Carolina Kobelinsky is CNRS Research fellow in anthropology at the Laboratory of Ethnology and Comparative Sociology, University of Paris Nanterre. Her current research deals with the material and symbolic treatment of dead and missing migrants at the Southern borders of Europe. She has conducted fieldwork for this project in Catania (Sicily), around the Spanish city of Melilla on the African continent, as well as on the Iberian Peninsula and in France.

Carolina’s recent publications include:

  • Kobelinsky, C. & F. Furri. 2024. Relier les rives. Sur les traces des morts en Méditerranée, Paris, La Découverte.

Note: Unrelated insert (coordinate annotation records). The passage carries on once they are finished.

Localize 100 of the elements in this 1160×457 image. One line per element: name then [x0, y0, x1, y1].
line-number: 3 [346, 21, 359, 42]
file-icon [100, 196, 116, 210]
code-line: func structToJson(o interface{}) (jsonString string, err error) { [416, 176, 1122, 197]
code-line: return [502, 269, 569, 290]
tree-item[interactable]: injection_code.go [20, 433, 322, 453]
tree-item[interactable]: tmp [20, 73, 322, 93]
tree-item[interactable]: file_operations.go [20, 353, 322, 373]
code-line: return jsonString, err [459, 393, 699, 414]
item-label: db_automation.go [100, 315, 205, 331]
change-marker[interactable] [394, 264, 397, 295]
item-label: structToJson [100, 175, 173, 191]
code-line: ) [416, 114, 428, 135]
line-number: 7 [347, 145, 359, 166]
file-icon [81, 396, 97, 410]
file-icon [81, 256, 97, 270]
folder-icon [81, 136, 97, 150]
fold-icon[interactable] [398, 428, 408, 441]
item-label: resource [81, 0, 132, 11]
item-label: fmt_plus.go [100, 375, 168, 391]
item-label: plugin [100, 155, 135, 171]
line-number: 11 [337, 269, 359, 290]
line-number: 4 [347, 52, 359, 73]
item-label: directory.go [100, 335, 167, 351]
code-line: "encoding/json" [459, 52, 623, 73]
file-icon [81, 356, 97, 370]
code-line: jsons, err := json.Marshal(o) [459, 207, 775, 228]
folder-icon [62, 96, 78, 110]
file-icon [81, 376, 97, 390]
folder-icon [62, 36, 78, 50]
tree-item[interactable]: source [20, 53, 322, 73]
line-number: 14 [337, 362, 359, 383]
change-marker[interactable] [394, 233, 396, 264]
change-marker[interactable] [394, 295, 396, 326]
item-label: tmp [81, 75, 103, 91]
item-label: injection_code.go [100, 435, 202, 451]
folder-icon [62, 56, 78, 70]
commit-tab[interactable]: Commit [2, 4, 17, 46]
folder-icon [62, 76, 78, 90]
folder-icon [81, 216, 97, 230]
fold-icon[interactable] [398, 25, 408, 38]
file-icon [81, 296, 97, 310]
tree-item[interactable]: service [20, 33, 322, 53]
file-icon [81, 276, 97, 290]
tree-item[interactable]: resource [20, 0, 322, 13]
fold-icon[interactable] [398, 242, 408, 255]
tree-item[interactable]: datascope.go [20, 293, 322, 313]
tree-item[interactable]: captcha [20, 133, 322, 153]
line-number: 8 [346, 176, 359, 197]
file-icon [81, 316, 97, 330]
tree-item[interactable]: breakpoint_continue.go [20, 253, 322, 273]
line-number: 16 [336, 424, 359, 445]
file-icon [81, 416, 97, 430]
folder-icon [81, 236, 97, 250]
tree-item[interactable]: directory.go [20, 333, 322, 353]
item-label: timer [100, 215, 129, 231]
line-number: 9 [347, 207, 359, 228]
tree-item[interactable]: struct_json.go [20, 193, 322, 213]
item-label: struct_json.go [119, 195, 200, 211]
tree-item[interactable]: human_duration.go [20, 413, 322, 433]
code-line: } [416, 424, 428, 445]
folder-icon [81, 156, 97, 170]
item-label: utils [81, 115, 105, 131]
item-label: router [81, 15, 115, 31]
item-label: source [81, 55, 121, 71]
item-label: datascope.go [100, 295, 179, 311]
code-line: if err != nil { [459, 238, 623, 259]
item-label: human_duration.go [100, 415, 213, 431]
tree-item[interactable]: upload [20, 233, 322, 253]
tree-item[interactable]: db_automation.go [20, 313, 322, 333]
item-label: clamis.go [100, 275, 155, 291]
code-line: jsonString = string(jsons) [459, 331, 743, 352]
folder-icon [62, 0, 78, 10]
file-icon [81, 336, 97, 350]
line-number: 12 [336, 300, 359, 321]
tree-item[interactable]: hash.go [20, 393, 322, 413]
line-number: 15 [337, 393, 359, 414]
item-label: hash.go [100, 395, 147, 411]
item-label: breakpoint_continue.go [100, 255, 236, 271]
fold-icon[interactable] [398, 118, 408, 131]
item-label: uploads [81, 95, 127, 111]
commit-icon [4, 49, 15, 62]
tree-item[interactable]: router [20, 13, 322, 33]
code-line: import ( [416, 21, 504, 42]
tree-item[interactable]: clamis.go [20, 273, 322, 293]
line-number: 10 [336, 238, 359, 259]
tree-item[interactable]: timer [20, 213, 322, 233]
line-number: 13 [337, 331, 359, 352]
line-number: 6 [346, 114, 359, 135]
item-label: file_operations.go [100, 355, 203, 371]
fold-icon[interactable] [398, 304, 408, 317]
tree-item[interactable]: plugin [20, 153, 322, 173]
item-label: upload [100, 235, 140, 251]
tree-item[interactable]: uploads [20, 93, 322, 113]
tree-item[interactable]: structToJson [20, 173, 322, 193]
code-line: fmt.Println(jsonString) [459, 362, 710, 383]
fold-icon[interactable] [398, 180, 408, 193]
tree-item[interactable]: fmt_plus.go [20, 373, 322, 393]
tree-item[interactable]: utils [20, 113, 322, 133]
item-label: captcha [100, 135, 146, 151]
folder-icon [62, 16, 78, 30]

Our recent book explores an initiative in Catania, Sicily, to identify the bodies of migrants who died in the Mediterranean and are buried in the city's municipal cemetery. It follows the investigations carried out by a group of volunteers with no particular skills in the field aimed at identifying the deceased and returning them to their families. The ethnography examines the  emergence of relationships of proximity between the living and the dead, the contours and implications of which the book traces.

  • Kobelinsky, C. & L. Rachédi, eds,. 2023 Traces et mobilités posthumes. Rêver les futurs des défunts en contextes migratoires, Paris, Pétra.

Where should one be buried if one has lived between two countries? According to what rituals? How can the transformation of the deceased into an ancestor be guaranteed when many ceremonies cannot be performed in the country of migration? This volume extends these questions by exploring the role - important and singular in each case - played by caring for the deceased, in the way migrant communities project themselves into the future.  The chapters examine cases in Latin America, Japan, Canada, Spain, Russia and Senegal. The contributions of researchers in anthropology, history and sociology, based on ethnographic or archival investigation, are joined by the voices of professionals from the world of social intervention. Together, they shed light on the day-to-day management of ‘foreign’ deaths.